Bence kameraya bakıp, önce bizimle konuşan sonra da oyuna donen ve bu bakış aralığında hiç mi hiç yabancılaşma etkisi yaratmadan, her şeyi ama her şeyi yabancılaştırabilip sorgulatabilen, kadın kamera gözüne eşlik eden queer bir bakış var.

Yabancılıktan aktörlüğün kendisine dönüyor bu bakış. Seyircinin act ettiği kendi hayatına. İzleyeni filmden önce uzaklaştırıp, sonra uzakta tutup, en sonunda da o uzak aralıkta herkes kendi hayatının aktörü diyor. Dizideki yaş alma haline eklenen kirik dökük ama coşku dolu haller tam da bundan. 30’dan sonra tutunamayan, arkadaş yapamayan, âşık olamayan, bağlanamayan ve tüm bunlar olurken, ya da bunlar olduğu için seyirciye bakan, sonra da kendi bakışını kesen queer bir yöntem var ortada. Bu yöntem kadın, beden ve duygu başlıklarında ortaklaşıp, dizideki her kadına ve her erkeğe, yöntemi gereği, belli bi mesafeden bakış atıyor. Ve üstelik; Seyircinin bakisini da arzuluyor.

Günah çıkarma sahnesini günaha ve pişmanlığa bulayarak Hristiyan Batılı modern geleneğin artığı olan yalnız ve liberal dünyada günah işleyip, islendikçe günahı affedilen bireyin ikiyüzlülüğünü peder üzerinden arzuluyor. Bu yüzden pederi kilisede yatağa atmak istiyor.

Yine buna eklenen kapitalist şehir toplumunun erkekliğinde mükemmeliyetçilesen kadın rolünü abla figürü üzerinden arzuluyor. Erkekle ve sistemle girilen savaşta gücün başat bir faktör olarak kadın eliyle. erkek yarışında, nasıl öğütüldüğünü açık ediyor. Meral Akşenerler, Tansu Çillerler, ve saireler, ve saireler.

Bir de tabii liberal gösteri toplumuna eklenen ve meta olduğunun farkında bile olmayan simgesel sanat yapıcıların ve toksik sanat olumlayıcılığının ahlaken içine düştüğü pis çukur var, üvey anne figürüyle bize bakan. Bence dizinin yöntemini queerlestiren en önemli şey bu. Kimliğe dayalı yalancı söylemleri bu hattan açık etmek.

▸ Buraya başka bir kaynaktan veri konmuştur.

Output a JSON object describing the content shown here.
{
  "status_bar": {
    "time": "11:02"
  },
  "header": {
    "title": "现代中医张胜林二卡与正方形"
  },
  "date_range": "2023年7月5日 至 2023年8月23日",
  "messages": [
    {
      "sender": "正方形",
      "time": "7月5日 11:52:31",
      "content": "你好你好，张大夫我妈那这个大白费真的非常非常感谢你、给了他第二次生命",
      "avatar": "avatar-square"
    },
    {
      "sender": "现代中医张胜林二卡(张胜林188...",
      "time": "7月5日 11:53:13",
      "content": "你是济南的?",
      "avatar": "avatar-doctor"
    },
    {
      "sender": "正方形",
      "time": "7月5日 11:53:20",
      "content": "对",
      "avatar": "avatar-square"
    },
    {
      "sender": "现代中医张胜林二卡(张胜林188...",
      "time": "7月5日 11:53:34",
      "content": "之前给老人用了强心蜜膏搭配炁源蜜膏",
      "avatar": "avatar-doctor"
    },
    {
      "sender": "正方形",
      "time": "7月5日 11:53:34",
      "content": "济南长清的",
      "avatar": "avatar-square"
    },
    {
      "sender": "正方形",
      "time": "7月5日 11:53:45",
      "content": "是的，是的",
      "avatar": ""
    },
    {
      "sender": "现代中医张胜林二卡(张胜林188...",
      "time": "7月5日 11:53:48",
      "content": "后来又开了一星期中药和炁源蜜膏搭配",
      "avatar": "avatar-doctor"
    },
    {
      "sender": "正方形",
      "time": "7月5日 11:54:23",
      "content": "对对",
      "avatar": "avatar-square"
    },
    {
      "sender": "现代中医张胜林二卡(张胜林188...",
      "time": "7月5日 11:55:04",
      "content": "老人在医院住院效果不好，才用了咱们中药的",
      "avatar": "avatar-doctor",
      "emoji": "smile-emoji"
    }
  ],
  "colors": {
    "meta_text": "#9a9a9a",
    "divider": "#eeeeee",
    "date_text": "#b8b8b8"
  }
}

Diziyi, diziye ulaşmak için 8 ayrı reklam geçilen Türkiyeli bi online, illegal platformdan izledim. Ve her 10 dakikada bi, Hindistan ya da Arap ülkelerinden youtuber olmak isteyen birilerinin yemek yapma, tırnak takma videosu belirdi. (Bangladeş’ten arkadaşların tavuk sote videolarını 10 dk izledim bolümler arasında). Fleabag in bize bakisini bu reklamların da diziye kattığı bütünlüklü üst anlatımla izleyince, bir önceki paragrafta bahsettiğim sanat sepet olaylarının Insta ya da Youtube üzerinden açıklanması daha da güzel oluyor. Herkes kestirmeden köşeyi dönmek, en kısa ve en emeksiz yoldan bir çıkış yapmak istiyor. Herkes ama herkes çekiliş yapmak istiyor. Ama iyi ki de herkes Fleabag in biricik yöntemindeki gibi seyirciyi tagleyemiyor. Pardon tavlayamıyor.